The report said it was “likely” that the lockdown “contributed to the reduction in reports. The fact that over 100 incidents were recorded in five of the six months,” it wrote, “sustains the pattern of historically high anti-Semitic incident figures.”

The CST noted that the COVID-19 pandemic had seen the emergence of antisemitic conspiracy theories online that included “theories accusing Jews of inventing the coronavirus ‘hoax’, or of creating and spreading COVID-19 itself, for various malevolent or financial purposes.”

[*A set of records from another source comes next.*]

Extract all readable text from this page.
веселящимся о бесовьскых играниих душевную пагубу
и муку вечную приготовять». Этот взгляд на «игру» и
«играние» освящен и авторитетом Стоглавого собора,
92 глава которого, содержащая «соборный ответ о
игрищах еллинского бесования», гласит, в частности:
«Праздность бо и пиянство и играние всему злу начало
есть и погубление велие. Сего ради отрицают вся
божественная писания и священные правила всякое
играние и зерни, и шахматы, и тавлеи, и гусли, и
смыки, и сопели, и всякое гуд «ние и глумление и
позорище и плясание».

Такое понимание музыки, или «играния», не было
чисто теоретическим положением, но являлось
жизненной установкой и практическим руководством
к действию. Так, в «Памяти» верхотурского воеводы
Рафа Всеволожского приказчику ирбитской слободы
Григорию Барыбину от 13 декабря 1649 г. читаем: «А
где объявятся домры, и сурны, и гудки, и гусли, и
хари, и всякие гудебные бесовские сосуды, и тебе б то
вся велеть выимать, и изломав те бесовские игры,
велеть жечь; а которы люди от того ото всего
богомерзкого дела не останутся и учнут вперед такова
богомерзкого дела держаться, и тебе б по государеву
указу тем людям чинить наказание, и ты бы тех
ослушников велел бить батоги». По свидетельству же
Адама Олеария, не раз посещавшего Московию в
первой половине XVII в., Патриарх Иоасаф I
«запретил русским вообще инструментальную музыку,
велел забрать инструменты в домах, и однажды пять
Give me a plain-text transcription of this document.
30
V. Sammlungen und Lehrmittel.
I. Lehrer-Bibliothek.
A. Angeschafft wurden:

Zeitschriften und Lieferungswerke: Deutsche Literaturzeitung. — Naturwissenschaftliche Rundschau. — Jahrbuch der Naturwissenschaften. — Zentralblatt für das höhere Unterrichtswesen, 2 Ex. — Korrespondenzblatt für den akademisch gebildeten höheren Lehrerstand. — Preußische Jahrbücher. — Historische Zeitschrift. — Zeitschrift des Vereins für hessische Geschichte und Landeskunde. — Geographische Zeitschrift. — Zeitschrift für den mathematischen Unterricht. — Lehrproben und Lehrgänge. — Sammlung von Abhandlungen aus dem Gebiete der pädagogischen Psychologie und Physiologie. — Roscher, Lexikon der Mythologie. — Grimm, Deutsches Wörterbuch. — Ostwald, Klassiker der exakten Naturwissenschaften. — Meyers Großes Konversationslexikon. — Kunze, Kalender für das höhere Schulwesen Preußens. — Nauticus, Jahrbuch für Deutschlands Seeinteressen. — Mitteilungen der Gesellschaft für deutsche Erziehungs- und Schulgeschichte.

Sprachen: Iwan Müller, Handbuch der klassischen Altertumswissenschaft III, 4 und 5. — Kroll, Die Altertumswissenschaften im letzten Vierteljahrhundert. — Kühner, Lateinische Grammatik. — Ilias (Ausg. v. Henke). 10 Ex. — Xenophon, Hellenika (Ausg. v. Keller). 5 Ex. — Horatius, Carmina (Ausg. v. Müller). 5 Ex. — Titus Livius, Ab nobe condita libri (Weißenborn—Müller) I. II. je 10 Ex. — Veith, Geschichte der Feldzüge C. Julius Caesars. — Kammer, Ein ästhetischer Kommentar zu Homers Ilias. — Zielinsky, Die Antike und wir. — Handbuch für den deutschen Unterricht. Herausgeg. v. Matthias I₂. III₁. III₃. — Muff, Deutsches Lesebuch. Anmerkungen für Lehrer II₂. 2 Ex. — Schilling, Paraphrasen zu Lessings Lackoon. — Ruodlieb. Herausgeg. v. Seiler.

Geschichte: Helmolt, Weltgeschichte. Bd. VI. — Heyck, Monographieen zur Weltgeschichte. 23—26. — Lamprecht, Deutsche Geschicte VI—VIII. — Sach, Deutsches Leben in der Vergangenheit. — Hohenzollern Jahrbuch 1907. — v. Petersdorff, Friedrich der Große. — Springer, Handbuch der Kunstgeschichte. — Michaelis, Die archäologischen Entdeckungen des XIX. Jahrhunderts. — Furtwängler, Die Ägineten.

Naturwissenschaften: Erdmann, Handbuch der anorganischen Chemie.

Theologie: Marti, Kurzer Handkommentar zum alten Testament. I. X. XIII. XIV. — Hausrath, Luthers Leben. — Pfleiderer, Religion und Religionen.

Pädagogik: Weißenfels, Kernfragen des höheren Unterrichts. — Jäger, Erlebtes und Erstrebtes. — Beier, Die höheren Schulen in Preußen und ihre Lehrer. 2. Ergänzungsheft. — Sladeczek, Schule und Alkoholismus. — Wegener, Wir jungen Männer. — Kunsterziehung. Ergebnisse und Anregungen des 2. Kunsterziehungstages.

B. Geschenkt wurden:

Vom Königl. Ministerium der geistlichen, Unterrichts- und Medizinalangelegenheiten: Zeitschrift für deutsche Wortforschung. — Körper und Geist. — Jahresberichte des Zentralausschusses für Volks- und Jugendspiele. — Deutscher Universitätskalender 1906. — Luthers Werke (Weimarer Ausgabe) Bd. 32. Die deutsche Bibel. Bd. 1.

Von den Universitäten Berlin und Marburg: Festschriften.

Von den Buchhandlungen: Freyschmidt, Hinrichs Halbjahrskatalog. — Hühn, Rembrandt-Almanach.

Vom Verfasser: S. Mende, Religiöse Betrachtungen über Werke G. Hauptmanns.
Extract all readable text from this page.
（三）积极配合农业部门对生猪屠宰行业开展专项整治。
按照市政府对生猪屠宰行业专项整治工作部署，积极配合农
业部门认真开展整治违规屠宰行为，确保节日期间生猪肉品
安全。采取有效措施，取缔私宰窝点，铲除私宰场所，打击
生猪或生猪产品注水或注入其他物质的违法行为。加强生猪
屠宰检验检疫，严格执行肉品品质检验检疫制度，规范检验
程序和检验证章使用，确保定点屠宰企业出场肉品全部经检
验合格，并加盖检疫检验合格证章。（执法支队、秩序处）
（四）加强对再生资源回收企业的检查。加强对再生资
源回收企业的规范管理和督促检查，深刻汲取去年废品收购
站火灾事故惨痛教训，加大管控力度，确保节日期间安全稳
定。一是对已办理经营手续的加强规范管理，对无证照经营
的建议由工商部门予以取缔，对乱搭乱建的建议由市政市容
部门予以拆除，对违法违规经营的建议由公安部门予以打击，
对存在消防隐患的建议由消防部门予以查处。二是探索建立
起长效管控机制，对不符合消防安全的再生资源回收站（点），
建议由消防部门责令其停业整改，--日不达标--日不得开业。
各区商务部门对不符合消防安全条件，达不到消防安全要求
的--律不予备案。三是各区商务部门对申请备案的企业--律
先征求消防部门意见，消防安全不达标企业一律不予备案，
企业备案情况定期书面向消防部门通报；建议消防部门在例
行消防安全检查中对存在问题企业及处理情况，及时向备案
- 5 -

Of the 789 that were reported to the monitoring organization, the CST said that only 47 were “violent anti-Semitic assaults” — a decrease of 45 per cent compared to the January to June period in 2019.

The vast majority, 673, of antisemitic incidents were classed as “verbal abuse, anti-Semitic graffiti, anti-Semitic abuse via social media and one-off cases of hate mail.” The report also stated that it had recorded 36 “direct anti-Semitic threats” and five cases of “mass-mailed anti-Semitic leaflets or emails.”

Incidents in Greater London rose two per cent, while those in Greater Manchester dropped 44 per cent.

The report found that as “anti-Semitic incidents in Manchester tend to be more street-based than in London,” such a drop was to be expected because of the lockdown.

There has been an increase in the number of anti-Semitic incidents in Britain in recent years. Last year, the number increased for the fourth consecutive year, reaching a record tally of 1,805 cases.

Overall, the increase over 2018 was of 7%, but the category of assault increased by 27% to 157 incidents.

A report released by Britain’s Jewish community last August found that a record number of nearly 900 anti-Semitic incidents had been recorded in the United Kingdom for the first six months of 2019 alone.

A government report released this past October found that the number of religion-based hate crimes against Jews in England and Wales nearly doubled in 2018.